I know that’s all gobbledygook. I was one of those disbelievers myself in high school. I was hoops and mall jobs; you couldn’t pay me to read a book. Sure, students are curious and inquisitive and malleable, but how do you force your passion onto another? If life has taught me anything, it has taught me that you can’t. You can lead a horse to water—as the saying goes.
By the time I returned to our apartment on the 29th floor, my son was yelling and screaming, trying to catch his heaving breath in between stuttered shouts of “No” and “I don’t want to leave this house.” I had never seen or heard him like this before. It was a moment of complete panic and hysteria. Our daughter, who follows her brother like a shadow, looked on, a little more confused than sad. She hadn’t quite replicated her brother’s fears, but when she saw me enter, she took a turn to scream and yell. My wife became frantic. “Son, you have to stop crying,” her voice rising. This was my son’s truth. He was sharing his purest, most vulnerable self in the moment. He wanted me to hold him and not let him go. An urgency washed over me, like a…
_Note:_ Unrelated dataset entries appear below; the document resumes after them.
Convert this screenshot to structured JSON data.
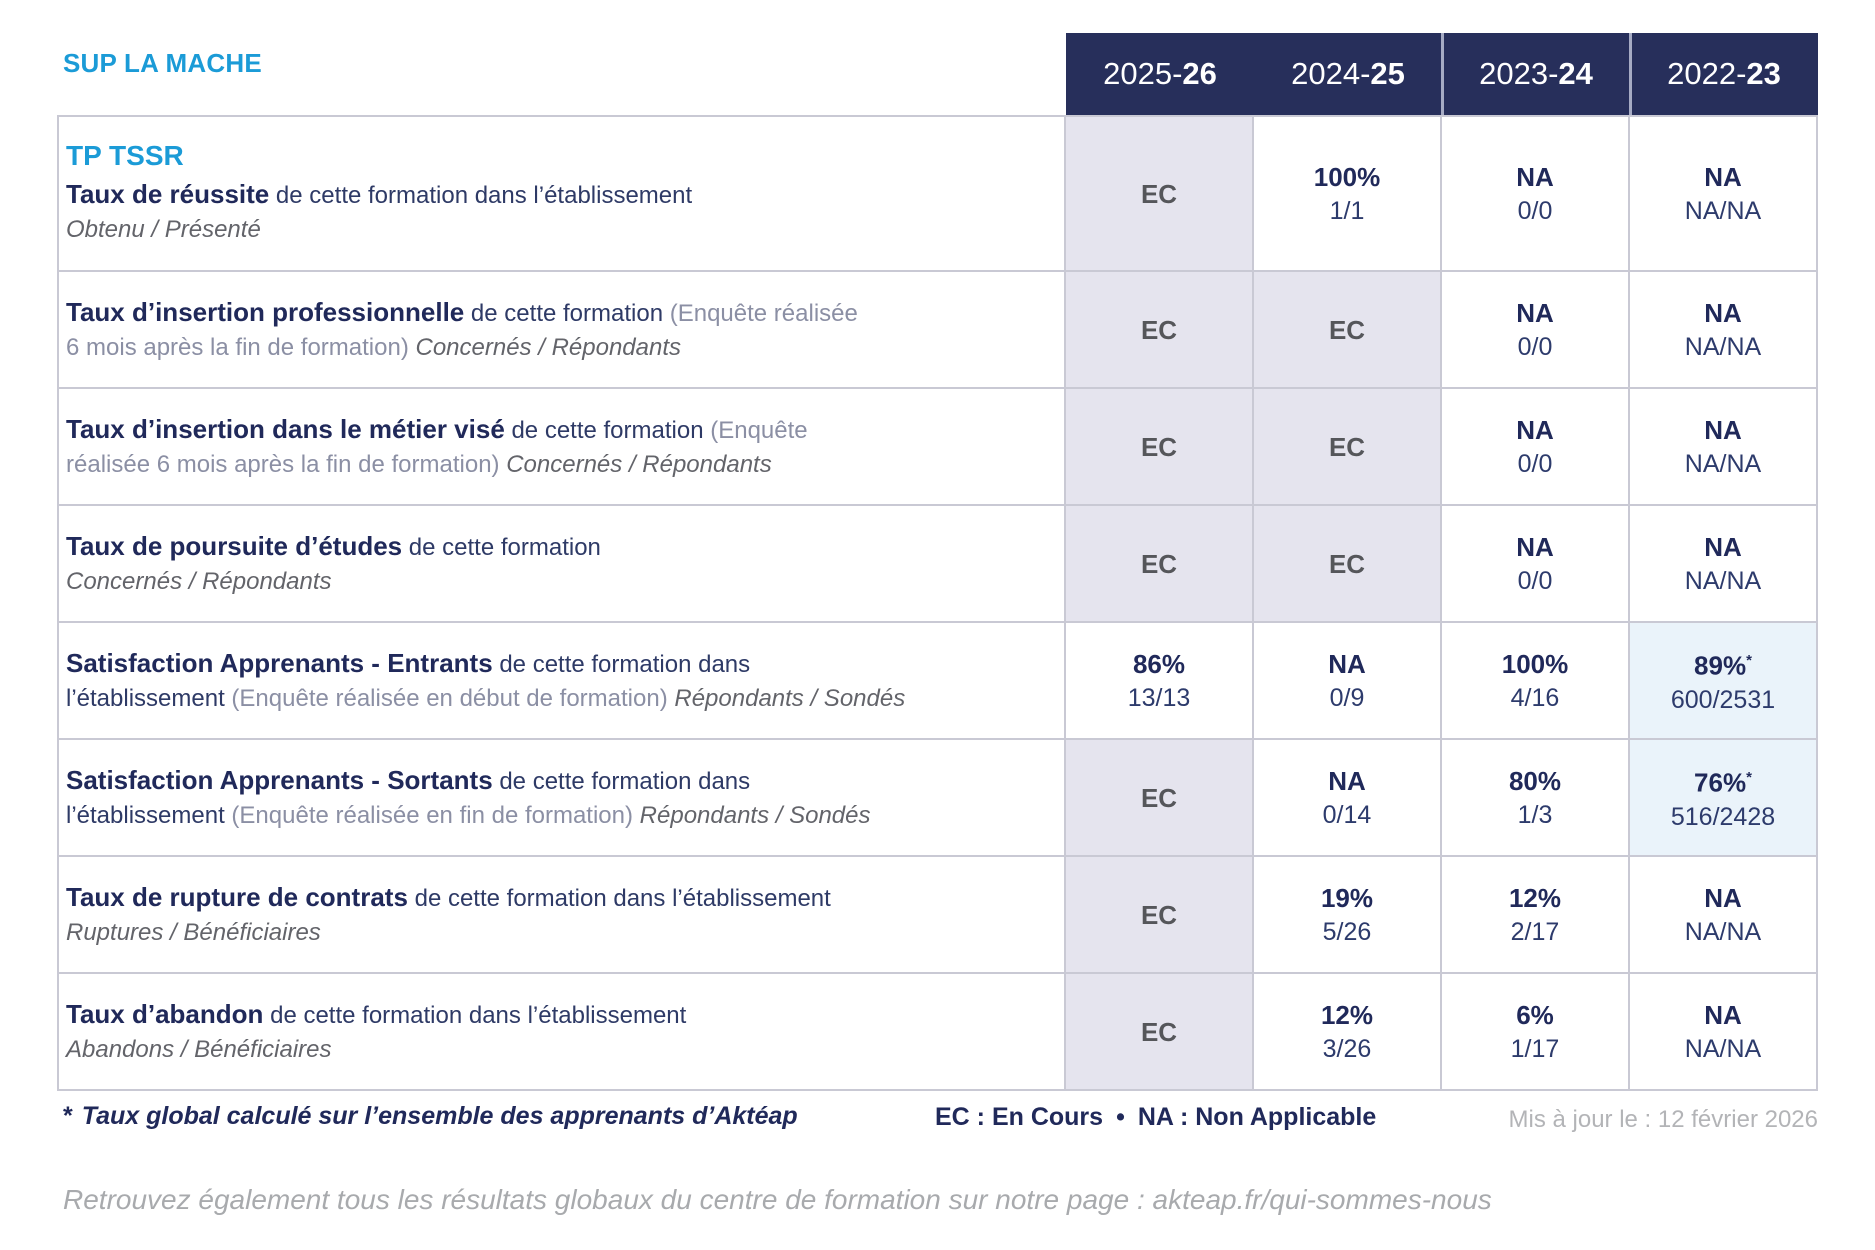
{
  "brand": "SUP LA MACHE",
  "theme": {
    "blue": "#1b9bd7",
    "navy": "#272f5b",
    "navy-text": "#20295a",
    "navy-mid": "#2e3a66",
    "paren": "#8b8fa4",
    "ital": "#63646a",
    "gray-ec": "#55565a",
    "bg-gray": "#e5e4ee",
    "bg-blue": "#eaf3fa",
    "border": "#c9c9d4",
    "fraction": "#2d3b6c",
    "muted": "#b3b4b7",
    "bottom-gray": "#a8aaad",
    "header-sep": "#a6abc4"
  },
  "header": {
    "columns": [
      {
        "key": "2025-26",
        "pre": "2025-",
        "bold": "26"
      },
      {
        "key": "2024-25",
        "pre": "2024-",
        "bold": "25"
      },
      {
        "key": "2023-24",
        "pre": "2023-",
        "bold": "24"
      },
      {
        "key": "2022-23",
        "pre": "2022-",
        "bold": "23"
      }
    ]
  },
  "rows": [
    {
      "name": "taux-de-reussite",
      "program": "TP TSSR",
      "label": [
        [
          {
            "t": "Taux de réussite",
            "s": "bold"
          },
          {
            "t": " de cette formation dans l’établissement",
            "s": "norm"
          }
        ],
        [
          {
            "t": "Obtenu / Présenté",
            "s": "ital"
          }
        ]
      ],
      "cells": [
        {
          "value": "EC",
          "bg": "g"
        },
        {
          "value": "100%",
          "sub": "1/1",
          "bg": "w"
        },
        {
          "value": "NA",
          "sub": "0/0",
          "bg": "w"
        },
        {
          "value": "NA",
          "sub": "NA/NA",
          "bg": "w"
        }
      ]
    },
    {
      "name": "taux-insertion-professionnelle",
      "label": [
        [
          {
            "t": "Taux d’insertion professionnelle",
            "s": "bold"
          },
          {
            "t": " de cette formation ",
            "s": "norm"
          },
          {
            "t": "(Enquête réalisée",
            "s": "paren"
          }
        ],
        [
          {
            "t": "6 mois après la fin de formation)",
            "s": "paren"
          },
          {
            "t": " Concernés / Répondants",
            "s": "ital"
          }
        ]
      ],
      "cells": [
        {
          "value": "EC",
          "bg": "g"
        },
        {
          "value": "EC",
          "bg": "g"
        },
        {
          "value": "NA",
          "sub": "0/0",
          "bg": "w"
        },
        {
          "value": "NA",
          "sub": "NA/NA",
          "bg": "w"
        }
      ]
    },
    {
      "name": "taux-insertion-metier-vise",
      "label": [
        [
          {
            "t": "Taux d’insertion dans le métier visé",
            "s": "bold"
          },
          {
            "t": " de cette formation ",
            "s": "norm"
          },
          {
            "t": "(Enquête",
            "s": "paren"
          }
        ],
        [
          {
            "t": "réalisée 6 mois après la fin de formation)",
            "s": "paren"
          },
          {
            "t": " Concernés / Répondants",
            "s": "ital"
          }
        ]
      ],
      "cells": [
        {
          "value": "EC",
          "bg": "g"
        },
        {
          "value": "EC",
          "bg": "g"
        },
        {
          "value": "NA",
          "sub": "0/0",
          "bg": "w"
        },
        {
          "value": "NA",
          "sub": "NA/NA",
          "bg": "w"
        }
      ]
    },
    {
      "name": "taux-poursuite-etudes",
      "label": [
        [
          {
            "t": "Taux de poursuite d’études",
            "s": "bold"
          },
          {
            "t": " de cette formation",
            "s": "norm"
          }
        ],
        [
          {
            "t": "Concernés / Répondants",
            "s": "ital"
          }
        ]
      ],
      "cells": [
        {
          "value": "EC",
          "bg": "g"
        },
        {
          "value": "EC",
          "bg": "g"
        },
        {
          "value": "NA",
          "sub": "0/0",
          "bg": "w"
        },
        {
          "value": "NA",
          "sub": "NA/NA",
          "bg": "w"
        }
      ]
    },
    {
      "name": "satisfaction-entrants",
      "label": [
        [
          {
            "t": "Satisfaction Apprenants - Entrants",
            "s": "bold"
          },
          {
            "t": " de cette formation dans",
            "s": "norm"
          }
        ],
        [
          {
            "t": "l’établissement ",
            "s": "norm"
          },
          {
            "t": "(Enquête réalisée en début de formation)",
            "s": "paren"
          },
          {
            "t": " Répondants / Sondés",
            "s": "ital"
          }
        ]
      ],
      "cells": [
        {
          "value": "86%",
          "sub": "13/13",
          "bg": "w"
        },
        {
          "value": "NA",
          "sub": "0/9",
          "bg": "w"
        },
        {
          "value": "100%",
          "sub": "4/16",
          "bg": "w"
        },
        {
          "value": "89%",
          "star": "*",
          "sub": "600/2531",
          "bg": "b"
        }
      ]
    },
    {
      "name": "satisfaction-sortants",
      "label": [
        [
          {
            "t": "Satisfaction Apprenants - Sortants",
            "s": "bold"
          },
          {
            "t": " de cette formation dans",
            "s": "norm"
          }
        ],
        [
          {
            "t": "l’établissement ",
            "s": "norm"
          },
          {
            "t": "(Enquête réalisée en fin de formation)",
            "s": "paren"
          },
          {
            "t": " Répondants / Sondés",
            "s": "ital"
          }
        ]
      ],
      "cells": [
        {
          "value": "EC",
          "bg": "g"
        },
        {
          "value": "NA",
          "sub": "0/14",
          "bg": "w"
        },
        {
          "value": "80%",
          "sub": "1/3",
          "bg": "w"
        },
        {
          "value": "76%",
          "star": "*",
          "sub": "516/2428",
          "bg": "b"
        }
      ]
    },
    {
      "name": "taux-rupture-contrats",
      "label": [
        [
          {
            "t": "Taux de rupture de contrats",
            "s": "bold"
          },
          {
            "t": " de cette formation dans l’établissement",
            "s": "norm"
          }
        ],
        [
          {
            "t": "Ruptures / Bénéficiaires",
            "s": "ital"
          }
        ]
      ],
      "cells": [
        {
          "value": "EC",
          "bg": "g"
        },
        {
          "value": "19%",
          "sub": "5/26",
          "bg": "w"
        },
        {
          "value": "12%",
          "sub": "2/17",
          "bg": "w"
        },
        {
          "value": "NA",
          "sub": "NA/NA",
          "bg": "w"
        }
      ]
    },
    {
      "name": "taux-abandon",
      "label": [
        [
          {
            "t": "Taux d’abandon",
            "s": "bold"
          },
          {
            "t": " de cette formation dans l’établissement",
            "s": "norm"
          }
        ],
        [
          {
            "t": "Abandons / Bénéficiaires",
            "s": "ital"
          }
        ]
      ],
      "cells": [
        {
          "value": "EC",
          "bg": "g"
        },
        {
          "value": "12%",
          "sub": "3/26",
          "bg": "w"
        },
        {
          "value": "6%",
          "sub": "1/17",
          "bg": "w"
        },
        {
          "value": "NA",
          "sub": "NA/NA",
          "bg": "w"
        }
      ]
    }
  ],
  "footer": {
    "note_star": "*",
    "note_text": "Taux global calculé sur l’ensemble des apprenants d’Aktéap",
    "legend_ec": "EC : En Cours",
    "legend_sep": "•",
    "legend_na": "NA : Non Applicable",
    "updated": "Mis à jour le : 12 février 2026",
    "bottom_intro": "Retrouvez également tous les résultats globaux du centre de formation sur notre page : ",
    "bottom_url": "akteap.fr/qui-sommes-nous"
  }
}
The last year and a half has made me reflect upon priorities and I keep coming back to Baldwin. My students may not wax poetic about rhetoric or syntax or get goosebumps like I do when I share one of my favorite Baldwin quotes: “You want to write a sentence clean as a bone. That is the goal.” But I’m a writer. I’m about that life. I get stuck in stories and lose myself in the rhythm of sentences. I know that’s not for everyone, and yet, I’m also a teacher and this is no normal profession. It’s a new year and time to be honest and vulnerable.
I held my son.
Of course I did.
I listened to his cries and wiped his tears and comforted him.
He was lost, confused. He thought an emergency exit might mean goodbye to our happy home, his safe space, forever.
This, too, was a moment—a fire, a storm.
I held my son.
It’s okay to cry…
Tell me how you feel…
It’s okay to be afraid…
I’m here for you.
I love you.
I’m proud of you.
We eventually made it to the basement garage. We drove out of our condominium, just to be safe, and our son was soon infatuated with the fire trucks, hoses, and gear, the lights and sirens. He had calmed and recovered, though his suffering was still raw and his COVID mask still wet with tears. We drove and took comfort in the safety of the wailing sirens.
I breathe.
We breathe.
What do we learn from these fragile moments? From the urgency of the now? How do we discuss these moments of vulnerability?
This essay is sparsely vegetated and roughly organized: snippets of moments and just-trust-me anecdotes…
My son—in his moment of truth—pushed me to empathize. The same can be said for any classroom any educator enters. How do we listen for those cues and moments? Sometimes the fires and storms are just Monday mornings and awkward Zoom pauses. How do we know?
There’s more: as a white, male teacher—I have a duty and responsibility to push, probe, and deconstruct the systems and policies that need rescuing and revisioning. That is, too, part of the New-Normal.
Writing is recovery.
Writing is an ocean is a fire is a storm.
Here’s the segue, I don’t care if my students like or do well in English class, I want my students to burn with an urgency for justice, to empathize with the world like an innocent child. Baldwin calls upon every teacher—no matter their specialty—to do just that: “The obligation of anyone who thinks of himself as responsible is to examine society and try to change it and to fight it – at no matter what risk.” This is the curriculum.
There’s Baldwin, teaching, social justice, writing, all blending together, flocking, swarming, moving. “Everything is Everything,” Lauryn Hill sings, which might be the greatest metaphor every written.